Él se ríe con ganas.
—¿Lo que creo? Ava, no te atrevas a insinuar que todo esto me lo estoy imaginando. ¿Me he imaginado lo que acaba de pasar? ¿Y lo del otro día? ¿También me lo imaginé? ¿Por quién me tomas?
—¡¿Por quién coño me tomas tú?!
—¡Esa boca! —grita.
—Te he dicho que te vayas —ordeno con voz tranquila.
—Y yo te he dicho que me mires a los ojos y me asegures que no me deseas.
Me mira con confianza, como si supiera que soy incapaz de hacerlo.
—No te deseo —farfullo mirándolo directamente a esos dos lagos verdes.
Decirlo me causa dolor físico. Estoy desconcertada.
Él inspira profundamente. Parece herido.
—No te creo —repone con suavidad, y desvía la mirada hacia mis dedos, que juguetean nerviosos con mi pelo.
Los retiro al instante.
—Pues deberías —digo subrayando las palabras y recurriendo claramente a todas mis fuerzas.

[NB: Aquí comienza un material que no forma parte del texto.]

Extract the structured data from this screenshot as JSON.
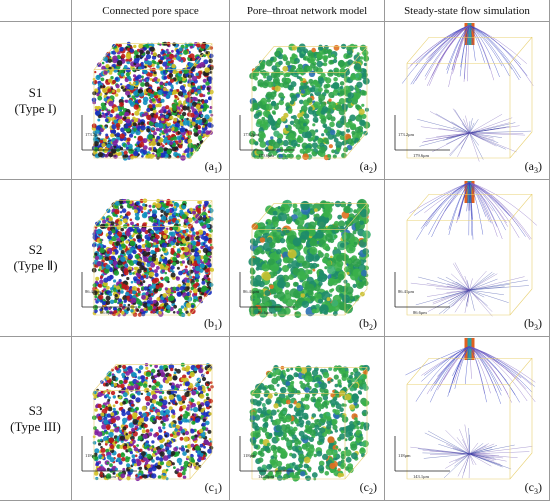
{
  "columns": [
    "Connected pore space",
    "Pore–throat network model",
    "Steady-state flow simulation"
  ],
  "rows": [
    {
      "name": "S1",
      "type": "(Type I)",
      "panels": [
        {
          "open": "(a",
          "sub": "1",
          "close": ")",
          "scale_v": "173.2μm",
          "scale_h": "179.6μm"
        },
        {
          "open": "(a",
          "sub": "2",
          "close": ")",
          "scale_v": "173.2μm",
          "scale_h": "179.6μm"
        },
        {
          "open": "(a",
          "sub": "3",
          "close": ")",
          "scale_v": "173.2μm",
          "scale_h": "179.6μm"
        }
      ]
    },
    {
      "name": "S2",
      "type": "(Type Ⅱ)",
      "panels": [
        {
          "open": "(b",
          "sub": "1",
          "close": ")",
          "scale_v": "86.41μm",
          "scale_h": "86.6μm"
        },
        {
          "open": "(b",
          "sub": "2",
          "close": ")",
          "scale_v": "86.41μm",
          "scale_h": "86.6μm"
        },
        {
          "open": "(b",
          "sub": "3",
          "close": ")",
          "scale_v": "86.41μm",
          "scale_h": "86.6μm"
        }
      ]
    },
    {
      "name": "S3",
      "type": "(Type III)",
      "panels": [
        {
          "open": "(c",
          "sub": "1",
          "close": ")",
          "scale_v": "118μm",
          "scale_h": "143.1μm"
        },
        {
          "open": "(c",
          "sub": "2",
          "close": ")",
          "scale_v": "118μm",
          "scale_h": "143.1μm"
        },
        {
          "open": "(c",
          "sub": "3",
          "close": ")",
          "scale_v": "118μm",
          "scale_h": "143.1μm"
        }
      ]
    }
  ]
}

Nos quedamos mirándonos durante lo que me parece una eternidad, pero soy la primera en apartar la vista. No se me ocurre nada más que decir, así que le imploro en silencio que se vaya antes de que acabe recorriendo esa senda peligrosa por la que él está dispuesto a arrastrarme. Se pasa las manos por el pelo, frustrado, maldice y se marcha airado. Cuando cierra la puerta tras de sí lo hace con brusquedad; permito que el aire inunde mis pulmones y me dejo caer al suelo.
Esto ha sido, sin duda, lo más difícil que he tenido que hacer en mi vida, y es curioso porque, teniendo en cuenta las circunstancias, debería haber sido lo más sencillo. Ni siquiera entiendo las razones de esta situación. Su expresión de dolor cuando he accedido a su exigencia de negar que lo deseaba me ha destrozado. Quería gritar que yo también siento lo mismo, pero ¿adónde nos habría llevado eso? Sé perfectamente adónde: contra la pared, con Jesse dentro de mí. Y aunque la sola idea me hace vibrar de placer, habría sido un terrible error. Ya me siento bastante culpable por mi deplorable comportamiento. Este tío es un gilipollas infiel. Guapo a morir, pero un gilipollas infiel, a fin de cuentas. Sé que estar a su lado sólo me acarrearía problemas. Pero todavía tiene mis puñeteras llaves.
Me estremezco y me dirijo a la ducha, satisfecha por haber hecho lo correcto. He puesto a Jesse Ward en su sitio y me he ahorrado tener que sentirme tremendamente culpable otra vez. Debo ignorar este terrible dolor de estómago, porque reconocerlo sería como admitir a gritos ante mí misma y ante Jesse que… sí, yo también lo siento.